The UK Employment Appeal Tribunal (the “EAT”) has ruled that overtime payments, even if they are not guaranteed, must be included in calculating the rate at which holiday is paid to employees. The decision has significant implications for employers with workers who work variable hours, e.g. seasonal workers, or who work unfixed hours.
The Government has announced that a taskforce will assess the impact of this decision in Bear Scotland and others v. Fulton and others.
Right to paid holiday
The Working Time Regulations 1998 (the “WTR)” provide that all workers are entitled to paid holiday. Workers are entitled to 5.6 weeks of holiday per year (including eight statutory and public holidays in the UK). Calculating holiday pay for workers with normal working hours and fixed remuneration rates is relatively straightforward. The employer should calculate the rate of the pay for each working day and apply the same rate for each day of holiday.
For workers with no normal working hours and/or variable remuneration, the calculation becomes more complex. Many employers use average remuneration or, as was the case for some of the employees in Bear Scotland, remuneration for their core (or “normal”) working hours but excluding their overtime hours.

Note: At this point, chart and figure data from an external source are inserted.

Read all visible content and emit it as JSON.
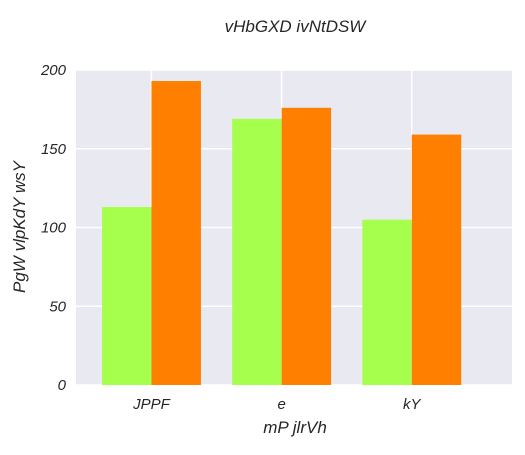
{
  "chart_data": {
    "type": "bar",
    "title": "vHbGXD ivNtDSW",
    "xlabel": "mP jlrVh",
    "ylabel": "PgW vlpKdY wsY",
    "categories": [
      "JPPF",
      "e",
      "kY"
    ],
    "series": [
      {
        "values": [
          113,
          169,
          105
        ],
        "color": "#a6ff4d"
      },
      {
        "values": [
          193,
          176,
          159
        ],
        "color": "#ff7f00"
      }
    ],
    "ylim": [
      0,
      200
    ],
    "yticks": [
      0,
      50,
      100,
      150,
      200
    ],
    "grid": true,
    "legend": "none",
    "background_color": "#e9e9f1",
    "grid_color": "#ffffff"
  }
}
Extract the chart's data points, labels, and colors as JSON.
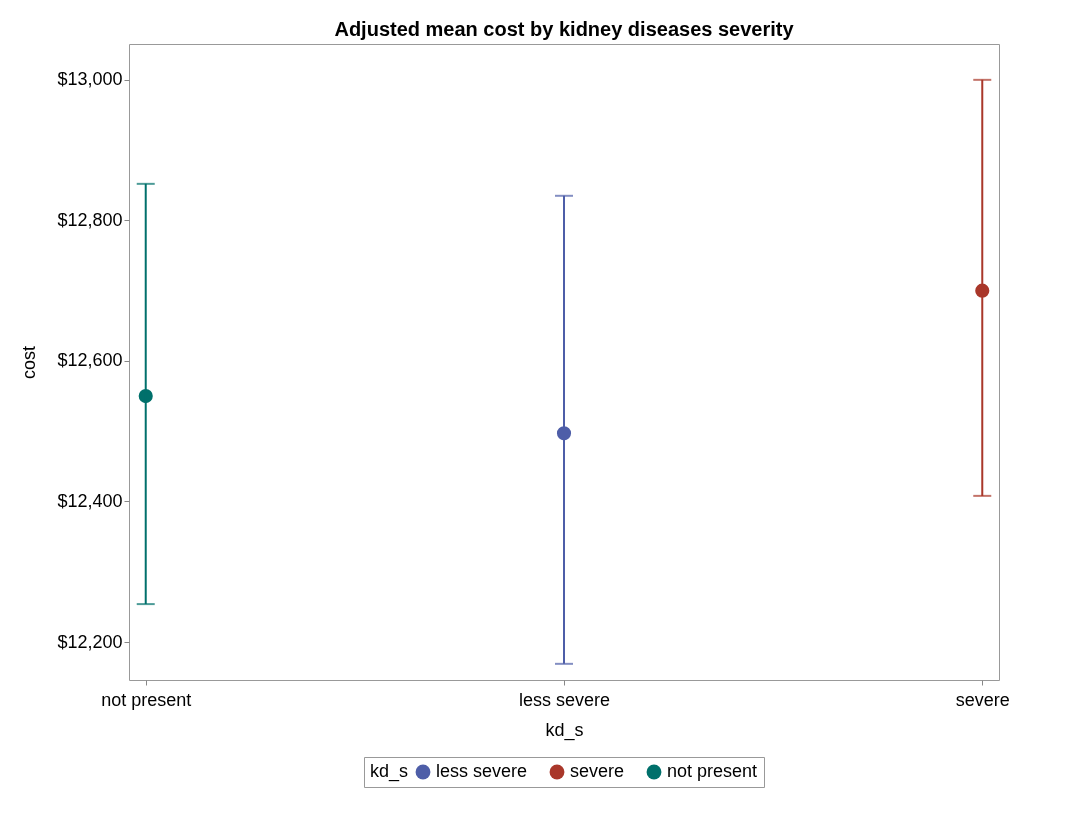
{
  "chart_data": {
    "type": "scatter",
    "title": "Adjusted mean cost by kidney diseases severity",
    "xlabel": "kd_s",
    "ylabel": "cost",
    "legend_title": "kd_s",
    "categories": [
      "not present",
      "less severe",
      "severe"
    ],
    "series": [
      {
        "name": "less severe",
        "color": "#4e5ea8",
        "values": [
          null,
          12497,
          null
        ],
        "errors": [
          null,
          [
            12169,
            12835
          ],
          null
        ]
      },
      {
        "name": "severe",
        "color": "#a9372a",
        "values": [
          null,
          null,
          12700
        ],
        "errors": [
          null,
          null,
          [
            12408,
            13000
          ]
        ]
      },
      {
        "name": "not present",
        "color": "#00706b",
        "values": [
          12550,
          null,
          null
        ],
        "errors": [
          [
            12254,
            12852
          ],
          null,
          null
        ]
      }
    ],
    "ylim": [
      12146,
      13051
    ],
    "yticks": [
      {
        "value": 12200,
        "label": "$12,200"
      },
      {
        "value": 12400,
        "label": "$12,400"
      },
      {
        "value": 12600,
        "label": "$12,600"
      },
      {
        "value": 12800,
        "label": "$12,800"
      },
      {
        "value": 13000,
        "label": "$13,000"
      }
    ],
    "grid": false,
    "legend": "bottom",
    "marker": "circle"
  }
}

The additional complexity is the rate at which holiday pay should be paid. The rate of pay should be the normal remuneration rate, rather than simply the basic rate of pay. Normal remuneration has, in previous cases such as Lock v. British Gas Trading Ltd, also been held to include incentives such as commission payments or, in British Airways plc v. Williams (decided under the Civil Aviation Working Time Directive), allowances intrinsically linked to the performance of the tasks the employees were required to perform.
Employers should calculate overtime over a 12 week reference period.
The EAT decided that an essential feature of the WTR was that holiday was paid. It ruled that non-guaranteed overtime was to be treated as part of “normal remuneration” when calculating holiday pay. This applies to just four weeks of holiday entitlement granted under EU law (rather than the additional 1.6 weeks of holiday entitlement granted under UK law).
Time limit for claiming back-dated holiday pay
The EAT ruled that the three month time limit to bring claims for deduction from wages applies from the date of the last deduction. If the employer has failed to pay holiday pay as part of a “series of deductions” a claim for more than three months’ deductions from wages could be brought. This somewhat limits the period in which workers can claim for back-dated unpaid holiday pay although there is likely to be scope for debate over the concept of a “series of deductions” and how such a series can be broken. The Government has announced that a task force will review and assess the implications of Bear Scotland for businesses.
Consequences for employers
Employers should now review their practices of calculating holiday pay to assess whether they are complying with the decision in Bear Scotland. Some employers may consider restricting the amount of overtime employees are able to volunteer for over an aggregate period of time. Employers may also consider offering time off in lieu of overtime instead of overtime pay.